To solve this problem, the electrician can model the outlets and wall segments conecting them as a graph rooted at the electrical box. Then, the electrician can find the minimum spanning tree of the graph. The edges in this tree give the paths that the electrician should use to run the wires -- they will reach each node, while requiring the least amount of wire.

Greedy Algorithms

Today we are going to study one algorithm for finding the minimum spanning tree of a graph. It is known as Kruskal's Algorithm. Kruskal's algorithm is an example of a Greedy Algorithm. Greedy Algorithms operate by breaking a decision making process down into small steps, and making the best decision at each step. For many problems, this approach will lead to the best possible overall solution -- for others, it will not.

For example, we "make change", by using a greedy algorithm. We hand back $10 bills, until handing back another $10 would be giving back too much money. Then we hand out $5 bills, then $1 bills, then quarters, then dimes, then nickels, then pennies. In the end, we are guaranteed that we have returned the correct amount of change -- with the fewest possible bills or coins.

But, this algorithm would not work, for example, if we had 12-cent coins. Normall, if we have to return 21-cents of change, we return dime-dime-penny. But, with a 12-cent coin, let's call it the "dozen", we'd return dozen-nickel-penny-penny-penny-penny. From this example, we can see that greedy algorithms are appropriate for some problems -- but not all problems.

But, Kruskal's Algorithm, is a greedy algorithm -- and does actually work. Let's take a look at a different example, the sidewalk example, and see how.

/afs/andrew.cmu.edu/course/15/200/www/applications/ln

Kruskal's Algorithm

Althoguh the implementation is a bit complex, the basic algorithm is very straight-forward. We simply attempt to add each edge from the original graph to the minimum spanning tree, beginning with the lowest-weight edge and finishing with the greatest-weight edge. We add the edge if it doesn't cause a cycle and passs it up, if it does. We continue to add edges, until we've added N-1 edges, where N is the number of verticies. Remember, spanning trees have exactly N-1 edges -- never more, never less.

In order to make it easy to select the candidates in the right order, from the lowest weight to the highest weight, we store the edges in a priority queue (heap). Then, selecting an edge is simply the deleteMin() operation.

Another way of viewing the algorithm is to views the inital configuration as a forest of trees, with each vertex in its own, independent tree. If we take this view, then adding an edge merges two trees into one. When Kruskal's terminates, there is only one tree - the minimum spanning tree.

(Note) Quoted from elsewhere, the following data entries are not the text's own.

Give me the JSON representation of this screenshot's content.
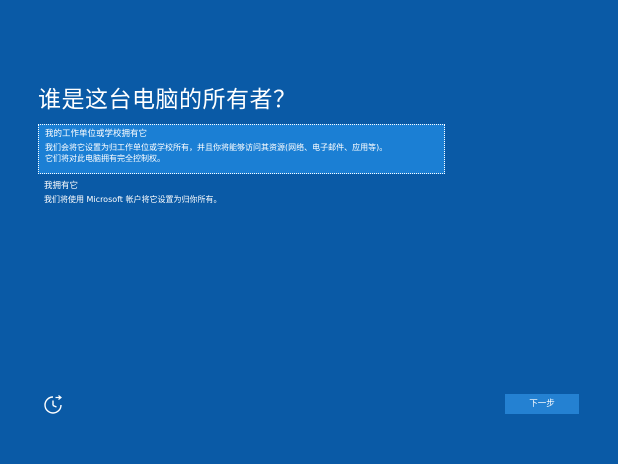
{
  "page": {
    "title": "谁是这台电脑的所有者？"
  },
  "options": [
    {
      "title": "我的工作单位或学校拥有它",
      "description_line1": "我们会将它设置为归工作单位或学校所有，并且你将能够访问其资源(网络、电子邮件、应用等)。",
      "description_line2": "它们将对此电脑拥有完全控制权。",
      "selected": true
    },
    {
      "title": "我拥有它",
      "description_line1": "我们将使用 Microsoft 帐户将它设置为归你所有。",
      "selected": false
    }
  ],
  "footer": {
    "accessibility_icon": "accessibility-clock-icon",
    "next_label": "下一步"
  },
  "colors": {
    "background": "#0a5aa6",
    "selected_option": "#1b7fd4",
    "next_button": "#2481d2",
    "text": "#ffffff"
  }
}
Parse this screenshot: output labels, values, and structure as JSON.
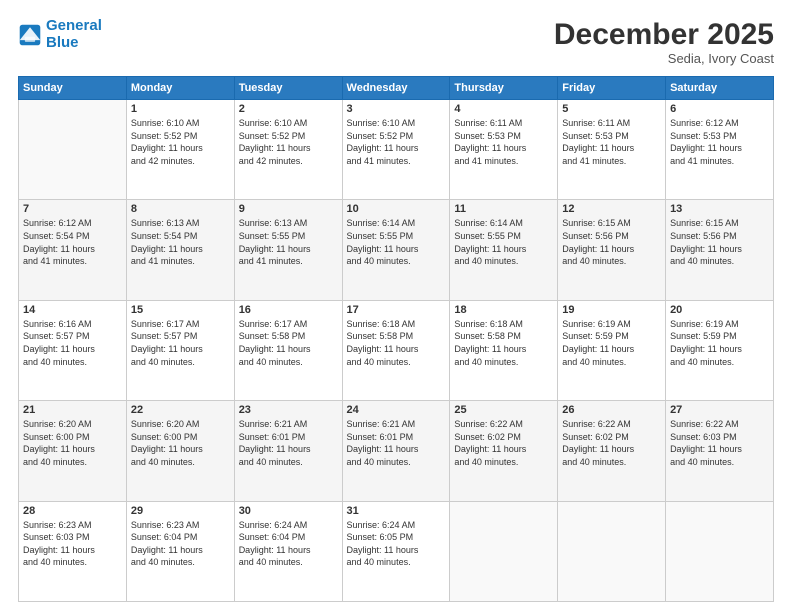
{
  "header": {
    "logo_line1": "General",
    "logo_line2": "Blue",
    "month": "December 2025",
    "location": "Sedia, Ivory Coast"
  },
  "weekdays": [
    "Sunday",
    "Monday",
    "Tuesday",
    "Wednesday",
    "Thursday",
    "Friday",
    "Saturday"
  ],
  "weeks": [
    [
      {
        "day": "",
        "info": ""
      },
      {
        "day": "1",
        "info": "Sunrise: 6:10 AM\nSunset: 5:52 PM\nDaylight: 11 hours\nand 42 minutes."
      },
      {
        "day": "2",
        "info": "Sunrise: 6:10 AM\nSunset: 5:52 PM\nDaylight: 11 hours\nand 42 minutes."
      },
      {
        "day": "3",
        "info": "Sunrise: 6:10 AM\nSunset: 5:52 PM\nDaylight: 11 hours\nand 41 minutes."
      },
      {
        "day": "4",
        "info": "Sunrise: 6:11 AM\nSunset: 5:53 PM\nDaylight: 11 hours\nand 41 minutes."
      },
      {
        "day": "5",
        "info": "Sunrise: 6:11 AM\nSunset: 5:53 PM\nDaylight: 11 hours\nand 41 minutes."
      },
      {
        "day": "6",
        "info": "Sunrise: 6:12 AM\nSunset: 5:53 PM\nDaylight: 11 hours\nand 41 minutes."
      }
    ],
    [
      {
        "day": "7",
        "info": "Sunrise: 6:12 AM\nSunset: 5:54 PM\nDaylight: 11 hours\nand 41 minutes."
      },
      {
        "day": "8",
        "info": "Sunrise: 6:13 AM\nSunset: 5:54 PM\nDaylight: 11 hours\nand 41 minutes."
      },
      {
        "day": "9",
        "info": "Sunrise: 6:13 AM\nSunset: 5:55 PM\nDaylight: 11 hours\nand 41 minutes."
      },
      {
        "day": "10",
        "info": "Sunrise: 6:14 AM\nSunset: 5:55 PM\nDaylight: 11 hours\nand 40 minutes."
      },
      {
        "day": "11",
        "info": "Sunrise: 6:14 AM\nSunset: 5:55 PM\nDaylight: 11 hours\nand 40 minutes."
      },
      {
        "day": "12",
        "info": "Sunrise: 6:15 AM\nSunset: 5:56 PM\nDaylight: 11 hours\nand 40 minutes."
      },
      {
        "day": "13",
        "info": "Sunrise: 6:15 AM\nSunset: 5:56 PM\nDaylight: 11 hours\nand 40 minutes."
      }
    ],
    [
      {
        "day": "14",
        "info": "Sunrise: 6:16 AM\nSunset: 5:57 PM\nDaylight: 11 hours\nand 40 minutes."
      },
      {
        "day": "15",
        "info": "Sunrise: 6:17 AM\nSunset: 5:57 PM\nDaylight: 11 hours\nand 40 minutes."
      },
      {
        "day": "16",
        "info": "Sunrise: 6:17 AM\nSunset: 5:58 PM\nDaylight: 11 hours\nand 40 minutes."
      },
      {
        "day": "17",
        "info": "Sunrise: 6:18 AM\nSunset: 5:58 PM\nDaylight: 11 hours\nand 40 minutes."
      },
      {
        "day": "18",
        "info": "Sunrise: 6:18 AM\nSunset: 5:58 PM\nDaylight: 11 hours\nand 40 minutes."
      },
      {
        "day": "19",
        "info": "Sunrise: 6:19 AM\nSunset: 5:59 PM\nDaylight: 11 hours\nand 40 minutes."
      },
      {
        "day": "20",
        "info": "Sunrise: 6:19 AM\nSunset: 5:59 PM\nDaylight: 11 hours\nand 40 minutes."
      }
    ],
    [
      {
        "day": "21",
        "info": "Sunrise: 6:20 AM\nSunset: 6:00 PM\nDaylight: 11 hours\nand 40 minutes."
      },
      {
        "day": "22",
        "info": "Sunrise: 6:20 AM\nSunset: 6:00 PM\nDaylight: 11 hours\nand 40 minutes."
      },
      {
        "day": "23",
        "info": "Sunrise: 6:21 AM\nSunset: 6:01 PM\nDaylight: 11 hours\nand 40 minutes."
      },
      {
        "day": "24",
        "info": "Sunrise: 6:21 AM\nSunset: 6:01 PM\nDaylight: 11 hours\nand 40 minutes."
      },
      {
        "day": "25",
        "info": "Sunrise: 6:22 AM\nSunset: 6:02 PM\nDaylight: 11 hours\nand 40 minutes."
      },
      {
        "day": "26",
        "info": "Sunrise: 6:22 AM\nSunset: 6:02 PM\nDaylight: 11 hours\nand 40 minutes."
      },
      {
        "day": "27",
        "info": "Sunrise: 6:22 AM\nSunset: 6:03 PM\nDaylight: 11 hours\nand 40 minutes."
      }
    ],
    [
      {
        "day": "28",
        "info": "Sunrise: 6:23 AM\nSunset: 6:03 PM\nDaylight: 11 hours\nand 40 minutes."
      },
      {
        "day": "29",
        "info": "Sunrise: 6:23 AM\nSunset: 6:04 PM\nDaylight: 11 hours\nand 40 minutes."
      },
      {
        "day": "30",
        "info": "Sunrise: 6:24 AM\nSunset: 6:04 PM\nDaylight: 11 hours\nand 40 minutes."
      },
      {
        "day": "31",
        "info": "Sunrise: 6:24 AM\nSunset: 6:05 PM\nDaylight: 11 hours\nand 40 minutes."
      },
      {
        "day": "",
        "info": ""
      },
      {
        "day": "",
        "info": ""
      },
      {
        "day": "",
        "info": ""
      }
    ]
  ]
}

Let's take a look at the algorithm in operation, using the smae graph as we used last class:

The following table shows the verticies sorted by weight and whether or not each vertex was accepted. Remember, we evaluate each vertex, one-at-a-time, from the top of this list down. In a real implemention, we would have added them to a heap, and be using deleteMin() to get to the top one for each iteration.

Edge Weight Action
(1,4) 1 Accepted
(6,7) 1 Accepted
(1,2) 2 Accepted
(3,4) 2 Accepted
(2,4) 3 Rejected
(1,3) 4 Rejected
(4,7) 4 Accepted
(3,6) 5 Rejected
(5,7) 6 Accepted

Using Sets to Detect Cycles

So, how can we figure out if adding a particular edge to a tree will create a cycle? This is very important to Kruskal's Algorithm, because we only add an edge, if doing so won't create a cycle.

Imagine that each vertex in a graph is its own set (remember the Set class you created for the lab?).

If you connect two vertices in the same set together, you'll create a cycle. As long as you connect vertices from two different sets, you won't create a cycle. A and B are in different sets. I'll connect them.

Now AB is a set. Can I connect C to AB? C and AB are in different sets, I'll connect them. Now I have a set called ABC.

Can I connect C to B? C and B are in the same set, so connecting them will create a cycle.